California’s Proposition 209, passed by voters in 1996, bans racial preferences in state institutions. This is the first year it has affected undergraduate admissions at California universities, and the results were predictable.

Last fall, 1,045 Hispanics, 562 blacks and 69 American Indians were admitted to Berkeley, but this year the numbers are 434, 191 and 27 respectively, for an overall drop of 61 percent. The administration seems to think the university will be a failure if there are not lots of blacks and Hispanics on campus (it gets plenty of Asians without affirmative action), so it has pulled out all the stops to try to get them in. It sends them videos of the campus, and treats them to evenings of dinner and dancing. Chancellor Robert Berdahl himself telephones some of them, pleading with them to come to Berkeley. “They really want us,” observed Rafael Farais with a smile as he sat in Berkeley’s Alumni House, watching the sun set over San Francisco Bay while a mambo band played in the background. He has an offer from Stanford as well, and will not make up his mind until he sees how much money the schools offer him. (Michelle Locke, Recruiting for Minorities Intense, AP, April 27, 1998.)

Blacks who are already at Berkeley have decided to sabotage the school’s efforts. Although the abolition of affirmative action was a voter initiative forced upon reluctant administrators, blacks now say Berkeley doesn’t like them any more. Students and faculty who used to get on the telephone and urge students to come to Berkeley refused to this year despite special pleading from the chancellor. Dana Inman is a senior and works at the Black Recruitment and Retention Center. When some blacks visited the campus, she and other staffers said they shouldn’t come: “We told them that it’s a very hostile environment and that we’re not welcome here, and they don’t want us here because they’re not letting us in.” It is hard to imagine a more spoiled and thankless attitude toward a university that has coddled them from the beginning.
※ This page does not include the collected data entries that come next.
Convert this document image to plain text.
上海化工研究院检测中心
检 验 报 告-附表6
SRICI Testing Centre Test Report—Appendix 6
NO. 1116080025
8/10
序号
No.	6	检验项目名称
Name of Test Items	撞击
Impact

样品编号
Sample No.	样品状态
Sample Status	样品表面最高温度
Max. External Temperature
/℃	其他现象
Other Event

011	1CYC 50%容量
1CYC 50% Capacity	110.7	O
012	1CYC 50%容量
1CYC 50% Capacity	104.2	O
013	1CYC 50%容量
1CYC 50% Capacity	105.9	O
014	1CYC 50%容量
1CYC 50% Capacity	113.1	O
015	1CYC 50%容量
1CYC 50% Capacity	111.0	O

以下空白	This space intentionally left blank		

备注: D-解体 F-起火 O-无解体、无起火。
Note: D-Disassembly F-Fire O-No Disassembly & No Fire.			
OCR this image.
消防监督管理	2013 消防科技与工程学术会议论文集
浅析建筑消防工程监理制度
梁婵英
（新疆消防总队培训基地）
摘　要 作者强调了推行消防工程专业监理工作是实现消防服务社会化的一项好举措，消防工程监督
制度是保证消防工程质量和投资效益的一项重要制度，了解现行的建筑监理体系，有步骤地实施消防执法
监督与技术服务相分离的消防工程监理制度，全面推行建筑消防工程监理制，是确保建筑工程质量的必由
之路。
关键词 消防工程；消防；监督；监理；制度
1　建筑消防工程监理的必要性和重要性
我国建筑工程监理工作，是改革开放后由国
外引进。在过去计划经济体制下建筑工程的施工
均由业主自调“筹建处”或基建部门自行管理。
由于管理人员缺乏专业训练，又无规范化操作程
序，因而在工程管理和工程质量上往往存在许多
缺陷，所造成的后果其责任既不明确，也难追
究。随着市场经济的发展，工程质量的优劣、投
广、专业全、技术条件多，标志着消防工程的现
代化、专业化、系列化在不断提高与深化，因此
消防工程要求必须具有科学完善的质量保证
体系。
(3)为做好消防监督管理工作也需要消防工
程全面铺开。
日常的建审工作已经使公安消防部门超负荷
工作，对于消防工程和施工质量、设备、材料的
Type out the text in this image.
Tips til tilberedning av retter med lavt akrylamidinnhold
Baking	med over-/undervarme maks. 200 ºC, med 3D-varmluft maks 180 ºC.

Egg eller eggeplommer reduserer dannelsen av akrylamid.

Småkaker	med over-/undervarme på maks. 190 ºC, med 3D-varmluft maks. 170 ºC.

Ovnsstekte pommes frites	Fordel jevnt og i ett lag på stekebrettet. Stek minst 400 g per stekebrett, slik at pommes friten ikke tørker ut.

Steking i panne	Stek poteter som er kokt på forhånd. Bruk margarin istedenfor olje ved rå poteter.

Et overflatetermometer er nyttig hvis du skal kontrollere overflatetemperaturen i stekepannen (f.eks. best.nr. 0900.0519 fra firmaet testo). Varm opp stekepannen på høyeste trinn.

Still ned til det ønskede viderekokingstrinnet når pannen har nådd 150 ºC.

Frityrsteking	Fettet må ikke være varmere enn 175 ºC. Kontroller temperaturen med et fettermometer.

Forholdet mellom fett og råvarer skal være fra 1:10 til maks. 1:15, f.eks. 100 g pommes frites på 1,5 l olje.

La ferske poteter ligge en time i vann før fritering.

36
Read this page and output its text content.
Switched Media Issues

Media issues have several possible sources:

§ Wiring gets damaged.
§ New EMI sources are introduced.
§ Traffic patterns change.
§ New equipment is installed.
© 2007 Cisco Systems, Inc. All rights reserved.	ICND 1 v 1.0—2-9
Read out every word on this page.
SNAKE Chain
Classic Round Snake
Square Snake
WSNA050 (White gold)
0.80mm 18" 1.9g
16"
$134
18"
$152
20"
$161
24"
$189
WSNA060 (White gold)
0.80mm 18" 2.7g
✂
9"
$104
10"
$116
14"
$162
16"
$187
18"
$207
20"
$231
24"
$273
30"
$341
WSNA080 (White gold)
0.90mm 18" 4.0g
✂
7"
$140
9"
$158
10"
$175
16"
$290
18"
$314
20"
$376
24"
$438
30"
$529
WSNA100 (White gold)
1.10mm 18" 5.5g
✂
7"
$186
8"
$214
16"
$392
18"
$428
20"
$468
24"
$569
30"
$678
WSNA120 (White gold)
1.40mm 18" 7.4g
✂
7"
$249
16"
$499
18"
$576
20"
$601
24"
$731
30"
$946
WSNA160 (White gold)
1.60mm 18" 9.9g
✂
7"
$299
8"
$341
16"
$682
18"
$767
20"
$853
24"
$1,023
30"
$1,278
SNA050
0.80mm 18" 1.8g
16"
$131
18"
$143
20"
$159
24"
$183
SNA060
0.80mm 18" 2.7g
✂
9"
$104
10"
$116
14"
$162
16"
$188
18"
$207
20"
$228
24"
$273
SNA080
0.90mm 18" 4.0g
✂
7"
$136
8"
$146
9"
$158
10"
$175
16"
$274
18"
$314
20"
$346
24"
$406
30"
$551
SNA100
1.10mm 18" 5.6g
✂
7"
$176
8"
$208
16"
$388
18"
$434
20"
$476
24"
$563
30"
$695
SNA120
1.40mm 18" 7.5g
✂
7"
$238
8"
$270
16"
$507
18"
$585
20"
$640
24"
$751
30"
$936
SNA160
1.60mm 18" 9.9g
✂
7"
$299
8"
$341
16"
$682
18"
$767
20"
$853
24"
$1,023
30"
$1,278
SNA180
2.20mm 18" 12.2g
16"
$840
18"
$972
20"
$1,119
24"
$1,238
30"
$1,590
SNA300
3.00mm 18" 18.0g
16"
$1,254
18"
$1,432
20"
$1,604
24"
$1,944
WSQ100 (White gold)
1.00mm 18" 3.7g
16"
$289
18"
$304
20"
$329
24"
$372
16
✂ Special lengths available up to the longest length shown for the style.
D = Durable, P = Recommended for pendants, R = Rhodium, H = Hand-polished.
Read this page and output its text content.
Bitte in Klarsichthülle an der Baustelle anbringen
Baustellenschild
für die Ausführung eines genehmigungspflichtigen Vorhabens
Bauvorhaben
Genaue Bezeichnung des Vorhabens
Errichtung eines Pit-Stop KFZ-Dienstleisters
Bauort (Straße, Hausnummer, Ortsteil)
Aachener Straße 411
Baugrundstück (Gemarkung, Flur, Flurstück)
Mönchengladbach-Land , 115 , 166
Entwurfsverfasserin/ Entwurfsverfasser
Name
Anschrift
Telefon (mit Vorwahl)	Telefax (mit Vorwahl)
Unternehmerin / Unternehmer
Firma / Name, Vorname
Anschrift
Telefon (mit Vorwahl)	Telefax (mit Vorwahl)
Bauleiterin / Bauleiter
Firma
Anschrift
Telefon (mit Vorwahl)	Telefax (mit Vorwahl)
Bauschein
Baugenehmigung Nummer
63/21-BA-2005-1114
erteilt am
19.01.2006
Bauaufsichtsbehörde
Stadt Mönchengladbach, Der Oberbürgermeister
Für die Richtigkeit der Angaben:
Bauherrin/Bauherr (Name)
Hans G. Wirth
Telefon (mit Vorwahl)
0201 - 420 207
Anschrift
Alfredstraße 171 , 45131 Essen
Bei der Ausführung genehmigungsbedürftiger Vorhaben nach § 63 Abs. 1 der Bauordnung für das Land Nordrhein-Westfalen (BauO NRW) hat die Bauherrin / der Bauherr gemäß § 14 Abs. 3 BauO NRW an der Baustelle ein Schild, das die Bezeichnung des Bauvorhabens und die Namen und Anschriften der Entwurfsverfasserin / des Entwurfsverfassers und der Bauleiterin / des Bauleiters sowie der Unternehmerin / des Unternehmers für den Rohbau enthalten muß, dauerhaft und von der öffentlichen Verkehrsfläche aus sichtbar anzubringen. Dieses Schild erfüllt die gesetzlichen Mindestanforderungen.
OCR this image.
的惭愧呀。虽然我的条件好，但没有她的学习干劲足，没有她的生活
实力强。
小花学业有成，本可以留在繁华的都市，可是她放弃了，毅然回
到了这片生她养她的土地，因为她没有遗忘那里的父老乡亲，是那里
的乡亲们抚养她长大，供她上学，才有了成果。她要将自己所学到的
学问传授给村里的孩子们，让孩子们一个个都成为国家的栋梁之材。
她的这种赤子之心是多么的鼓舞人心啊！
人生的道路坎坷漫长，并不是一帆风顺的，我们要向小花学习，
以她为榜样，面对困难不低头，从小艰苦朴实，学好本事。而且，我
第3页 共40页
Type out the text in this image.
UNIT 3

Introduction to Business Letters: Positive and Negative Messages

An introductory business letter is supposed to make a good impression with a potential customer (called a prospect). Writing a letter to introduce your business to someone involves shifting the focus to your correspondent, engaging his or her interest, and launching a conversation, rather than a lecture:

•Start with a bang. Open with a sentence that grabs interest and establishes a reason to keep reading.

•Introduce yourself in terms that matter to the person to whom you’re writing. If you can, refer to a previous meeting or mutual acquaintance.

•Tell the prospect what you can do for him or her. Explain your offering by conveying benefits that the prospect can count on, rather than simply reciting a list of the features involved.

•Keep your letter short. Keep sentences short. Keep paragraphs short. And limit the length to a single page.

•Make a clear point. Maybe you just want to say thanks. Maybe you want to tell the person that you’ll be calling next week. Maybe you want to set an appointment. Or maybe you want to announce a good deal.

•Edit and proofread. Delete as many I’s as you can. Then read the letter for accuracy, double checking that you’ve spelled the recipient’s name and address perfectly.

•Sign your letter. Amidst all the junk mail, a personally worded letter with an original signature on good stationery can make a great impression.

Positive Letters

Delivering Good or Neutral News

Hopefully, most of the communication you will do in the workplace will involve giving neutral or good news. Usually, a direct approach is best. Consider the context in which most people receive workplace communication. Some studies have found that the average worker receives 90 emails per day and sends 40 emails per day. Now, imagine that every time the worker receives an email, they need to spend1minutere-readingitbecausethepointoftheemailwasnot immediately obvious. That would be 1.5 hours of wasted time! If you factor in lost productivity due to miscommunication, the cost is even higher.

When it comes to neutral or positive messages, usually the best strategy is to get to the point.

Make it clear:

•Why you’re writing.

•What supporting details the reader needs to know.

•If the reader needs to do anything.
Hispanics have been much more sensible. After a vigorous debate they decided they would be just as active as before in helping persuade Hispanics to attend. They even seem to understand what the new admissions policy really means. As one junior said to a prospective freshman, “We really admire you guys. You got in without any affirmative action or anything.” (Frank Bruni, Berkeley Blacks Suggesting to Black Recruits They Might Be Happier Elsewhere, New York Times, May 2 1998.)

Voodoo Comes To Jersey

Sheila DeGraff, a 28-year-old Haitian immigrant living on Long Island, was convinced that sounds coming from her basement were caused by spirits unleashed by her father. She hired Pierrot Charles, a voodoo priest living in New Jersey, to cast out the spirits. After Mr. Charles spent eight nights trying to chase away spirits, he tried something different on the ninth. He threw a sheet over Miss DeGraff, doused her with Florida Water — a cologne often used in “African” religions — and set her on fire. Mr. Charles took Miss DeGraff to his house but did not take her to the hospital until the next afternoon. She had third degree burns and required two operations and skin grafts. Police have charged Mr. Charles with attempted murder, in an incident that has brought unusual attention to practices that are ordinarily cloaked in great secrecy.

James Weinberg, Mr. Charles’ lawyer, says his client was just practicing his religion and calls the indictment “ridiculous.” “It’s like charging a rabbi or a priest with murder,” he explains. Others note that voodoo is common among immigrants from Haiti. Henry Frank, who runs the Haitian Centers Council in Brooklyn says, “Like a lot of ethnic groups who’ve migrated here, we’ve brought our culture with us.” (Garry Pierre-Pierre, A Voodoo Priest is Charged in the Burning of a Woman, New York Times, April 8, 1998.)